Her daughter responds by closing the bathroom door with unnecessary force. Peter is yelling “Darling!!!” from somewhere in the house. Kira picks up yet another sweater from the floor and hears Ana exclaim, “Oh, hell,” just before she redecorates the kitchen ceiling wi
th smoothie.
“I could have done something else with my life, you know,” Kira says quietly to no one at all as she slips the keys to the Volvo into her jacket pocket.
* * *
The men in the office are still laughing at the joke about stilettos when the sound of a tentative throat clearing reaches the desk from the door. The club’s manager beckons the cleaner in without looking at her. The cleaner apologizes to them all, but most of the men ignore her, even if one of them helpfully lifts his feet when the woman reaches to empty the wastepaper bin. The cleaner thanks him, but no one notices. It doesn’t bother her; Fatima’s greatest talent is not disturbing anyone. She waits until she’s in the hallway before clutching her back and emitting a short groan of pain. She doesn’t want anyone to see and tell Amat. Her beloved boy always worries too much.
* * *
Sweat is stinging Amat’s eyes as he glides to a halt by the boards down on the rink. His stick is resting on the ice, the moisture in his gloves makes his fingers slip a bit, his breath catches in his throat as lactic acid fills his thighs. The stands are empty but he keeps glancing up at them every now and then. His mom always says they must be grateful, the pair of them, and he understands her. No one is more grateful than her, toward this country, this town, these people, and this club, toward the council, their neighbors, her employer. Grateful, grateful, grateful. That’s the role of mothers. But the role of children is to dream. So her son dreams that his mother will one day be able to walk into a room without having to apologize.

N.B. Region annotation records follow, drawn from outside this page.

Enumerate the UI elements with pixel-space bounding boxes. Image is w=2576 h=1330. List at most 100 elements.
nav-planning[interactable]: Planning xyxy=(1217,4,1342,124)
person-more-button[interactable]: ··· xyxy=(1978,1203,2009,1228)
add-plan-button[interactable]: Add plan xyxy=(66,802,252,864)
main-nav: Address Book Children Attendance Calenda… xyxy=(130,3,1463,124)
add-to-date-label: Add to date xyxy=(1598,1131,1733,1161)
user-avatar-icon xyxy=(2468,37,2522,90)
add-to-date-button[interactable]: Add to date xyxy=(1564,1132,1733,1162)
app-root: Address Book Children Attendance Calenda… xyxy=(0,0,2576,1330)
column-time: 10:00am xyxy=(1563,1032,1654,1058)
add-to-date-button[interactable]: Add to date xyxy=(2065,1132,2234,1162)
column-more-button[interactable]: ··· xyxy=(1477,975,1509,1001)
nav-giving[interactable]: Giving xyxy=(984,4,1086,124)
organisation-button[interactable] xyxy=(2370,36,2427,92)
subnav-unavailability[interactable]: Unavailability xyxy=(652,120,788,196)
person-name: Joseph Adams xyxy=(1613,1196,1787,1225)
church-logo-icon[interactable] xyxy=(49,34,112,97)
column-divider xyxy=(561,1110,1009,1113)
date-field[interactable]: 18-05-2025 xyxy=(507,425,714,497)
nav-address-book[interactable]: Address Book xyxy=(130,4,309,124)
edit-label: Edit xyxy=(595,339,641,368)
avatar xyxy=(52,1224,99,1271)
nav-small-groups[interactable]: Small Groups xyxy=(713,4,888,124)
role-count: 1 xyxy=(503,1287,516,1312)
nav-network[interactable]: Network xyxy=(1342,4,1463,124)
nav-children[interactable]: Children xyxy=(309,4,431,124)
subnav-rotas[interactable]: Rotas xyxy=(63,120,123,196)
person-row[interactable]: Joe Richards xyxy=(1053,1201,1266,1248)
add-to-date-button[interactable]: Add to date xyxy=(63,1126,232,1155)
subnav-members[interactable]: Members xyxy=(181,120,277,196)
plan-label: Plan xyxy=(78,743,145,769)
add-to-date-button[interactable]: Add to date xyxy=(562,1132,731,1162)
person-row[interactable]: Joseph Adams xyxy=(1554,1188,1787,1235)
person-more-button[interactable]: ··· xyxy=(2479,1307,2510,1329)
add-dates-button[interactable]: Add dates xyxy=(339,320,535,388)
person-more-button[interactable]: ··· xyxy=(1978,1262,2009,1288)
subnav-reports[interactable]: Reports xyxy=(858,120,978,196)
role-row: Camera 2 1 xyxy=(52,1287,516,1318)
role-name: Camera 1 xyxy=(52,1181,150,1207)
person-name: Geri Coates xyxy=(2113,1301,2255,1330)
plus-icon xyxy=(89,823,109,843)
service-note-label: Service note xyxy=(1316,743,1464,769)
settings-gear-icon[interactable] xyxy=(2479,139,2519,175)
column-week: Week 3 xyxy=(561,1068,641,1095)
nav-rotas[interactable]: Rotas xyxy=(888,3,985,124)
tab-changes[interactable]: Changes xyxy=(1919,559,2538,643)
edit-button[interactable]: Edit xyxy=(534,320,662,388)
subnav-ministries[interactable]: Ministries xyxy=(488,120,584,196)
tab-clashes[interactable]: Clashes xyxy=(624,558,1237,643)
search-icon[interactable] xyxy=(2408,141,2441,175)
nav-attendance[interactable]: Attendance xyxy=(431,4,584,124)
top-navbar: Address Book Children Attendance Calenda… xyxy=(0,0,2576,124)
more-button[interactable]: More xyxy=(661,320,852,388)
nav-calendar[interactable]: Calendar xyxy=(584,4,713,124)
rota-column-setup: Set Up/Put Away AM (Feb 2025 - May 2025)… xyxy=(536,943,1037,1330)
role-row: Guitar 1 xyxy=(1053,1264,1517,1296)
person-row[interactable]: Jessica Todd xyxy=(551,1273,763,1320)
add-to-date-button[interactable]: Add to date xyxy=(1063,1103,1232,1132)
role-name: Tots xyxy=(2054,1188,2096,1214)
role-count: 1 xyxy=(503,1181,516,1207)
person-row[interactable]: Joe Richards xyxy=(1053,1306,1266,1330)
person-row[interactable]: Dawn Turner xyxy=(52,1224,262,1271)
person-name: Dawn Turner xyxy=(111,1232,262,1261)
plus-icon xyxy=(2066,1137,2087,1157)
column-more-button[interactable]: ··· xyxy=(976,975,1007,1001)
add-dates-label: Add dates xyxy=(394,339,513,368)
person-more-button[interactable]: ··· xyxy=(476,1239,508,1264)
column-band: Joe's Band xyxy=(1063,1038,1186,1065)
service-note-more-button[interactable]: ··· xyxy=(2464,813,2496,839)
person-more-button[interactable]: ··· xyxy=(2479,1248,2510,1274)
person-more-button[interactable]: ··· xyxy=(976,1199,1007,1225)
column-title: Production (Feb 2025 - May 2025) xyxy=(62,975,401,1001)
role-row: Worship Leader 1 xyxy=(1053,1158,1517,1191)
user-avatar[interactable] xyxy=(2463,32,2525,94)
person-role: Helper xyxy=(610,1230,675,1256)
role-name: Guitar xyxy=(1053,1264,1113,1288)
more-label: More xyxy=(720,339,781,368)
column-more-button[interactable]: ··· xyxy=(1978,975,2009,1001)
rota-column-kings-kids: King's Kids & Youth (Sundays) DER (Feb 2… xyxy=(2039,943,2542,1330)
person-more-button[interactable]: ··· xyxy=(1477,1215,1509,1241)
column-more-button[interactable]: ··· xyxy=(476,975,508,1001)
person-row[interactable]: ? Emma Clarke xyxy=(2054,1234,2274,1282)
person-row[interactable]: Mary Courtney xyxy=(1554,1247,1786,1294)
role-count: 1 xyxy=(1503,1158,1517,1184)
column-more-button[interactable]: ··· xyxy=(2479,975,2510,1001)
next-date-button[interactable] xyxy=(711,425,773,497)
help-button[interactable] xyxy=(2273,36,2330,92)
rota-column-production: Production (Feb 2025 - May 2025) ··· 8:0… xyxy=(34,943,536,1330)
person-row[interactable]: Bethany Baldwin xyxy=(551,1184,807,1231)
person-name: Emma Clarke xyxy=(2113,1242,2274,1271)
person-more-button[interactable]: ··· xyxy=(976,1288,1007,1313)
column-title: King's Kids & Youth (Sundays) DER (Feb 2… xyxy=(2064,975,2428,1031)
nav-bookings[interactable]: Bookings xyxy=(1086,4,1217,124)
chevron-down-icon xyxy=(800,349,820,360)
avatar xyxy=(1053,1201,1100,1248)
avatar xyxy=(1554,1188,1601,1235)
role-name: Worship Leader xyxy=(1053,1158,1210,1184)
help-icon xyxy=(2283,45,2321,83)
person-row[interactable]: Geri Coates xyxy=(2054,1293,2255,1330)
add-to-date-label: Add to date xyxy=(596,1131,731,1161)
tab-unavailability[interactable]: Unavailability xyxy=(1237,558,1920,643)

He blinks the sweat from his eyes, adjusts his helmet, and pushes his skates into the ice. One more time. One more time. One more time.
* * *
Peter has now missed four calls from the club’s president, and glances anxiously at the time as Kira enters the kitchen. With a smile she looks at the sticky disaster on the countertop and floor, and knows that Peter must be screaming hysterically inside. They have different ideas about cleanliness: Kira doesn’t like clothes on the floor, but Peter really loathes anything sticky and messy. When they first met his entire apartment looked like he’d been burgled, apart from the kitchen and bathroom, which looked like operating rooms. Kira’s apartment was the exact opposite. It would be safe to say they weren’t an obvious match.